Requiem for a Record Player
Years ago I attended a literary event at a record shop - an actual record shop, as in vinyl, though they also sold CDs. You probably clean your house for company, and you might expect a business to tidy its restroom before hosting an in-store event. You might expect it, sure - but you may find that some businesses are more concerned with keeping it real than keeping it clean.
What I found was that I was expected to relieve myself in the middle of a room filled to the brim with broken turntables.
Like an elephant graveyard strewn with massive bones, these ancient record players stretched to the rafters, encroaching upon even the toilet itself. The sight of it has haunted me for years - to the point that it has become a frequent location my dreams. It was so surreal, to see hundreds of turntables packed into that restroom - I would almost believe I had dreamt it in the first place, if I didn't have other witnesses.

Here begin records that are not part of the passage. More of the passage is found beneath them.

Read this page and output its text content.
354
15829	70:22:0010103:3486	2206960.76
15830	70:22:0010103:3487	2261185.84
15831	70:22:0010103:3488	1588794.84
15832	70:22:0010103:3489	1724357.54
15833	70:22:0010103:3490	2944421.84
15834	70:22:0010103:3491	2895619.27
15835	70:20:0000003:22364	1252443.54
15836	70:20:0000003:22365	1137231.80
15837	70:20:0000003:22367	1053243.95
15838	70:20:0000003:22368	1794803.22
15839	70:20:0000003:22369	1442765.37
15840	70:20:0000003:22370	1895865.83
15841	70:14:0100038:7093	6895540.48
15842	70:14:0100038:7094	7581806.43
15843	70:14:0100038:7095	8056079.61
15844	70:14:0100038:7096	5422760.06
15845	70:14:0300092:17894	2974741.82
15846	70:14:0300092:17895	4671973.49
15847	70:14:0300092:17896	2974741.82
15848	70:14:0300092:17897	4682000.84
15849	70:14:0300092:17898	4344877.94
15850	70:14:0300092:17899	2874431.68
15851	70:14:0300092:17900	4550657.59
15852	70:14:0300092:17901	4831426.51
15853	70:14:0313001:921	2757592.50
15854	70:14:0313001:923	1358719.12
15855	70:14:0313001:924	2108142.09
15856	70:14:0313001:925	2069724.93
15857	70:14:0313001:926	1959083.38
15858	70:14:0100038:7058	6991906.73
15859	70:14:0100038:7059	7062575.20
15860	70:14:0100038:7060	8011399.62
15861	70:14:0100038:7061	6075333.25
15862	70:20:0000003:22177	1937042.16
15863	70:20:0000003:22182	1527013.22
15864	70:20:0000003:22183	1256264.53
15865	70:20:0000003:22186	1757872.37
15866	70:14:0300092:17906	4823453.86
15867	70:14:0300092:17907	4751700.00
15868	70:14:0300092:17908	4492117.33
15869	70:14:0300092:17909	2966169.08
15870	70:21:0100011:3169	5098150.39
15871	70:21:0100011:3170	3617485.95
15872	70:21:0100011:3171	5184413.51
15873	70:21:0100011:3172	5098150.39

The sight of all of those dead machines prompted a memory of my first record player - a portable printed all over like denim fabric - and I realized that I didn't know what had happened to it. Was it buried somewhere in another record store restroom? Hidden in the dusty recesses of someone's garage? Moldering away at the bottom of a landfill? I had loved it intensely, but I replaced it with a hot pink cassette player without a second thought.
Each of these turntables had their own untold stories of abandonment, I'm sure - each one unique and slightly sad.
When I left that place - that haunted place where turntables go to die - I felt like I had been let in on a secret that I didn't particularly want to know. There are no last rites for record players, no ceremonies of attrition for those of us who walk away from them. There is only a room filled with mute, broken turntables.
I hope I fare better in the afterlife.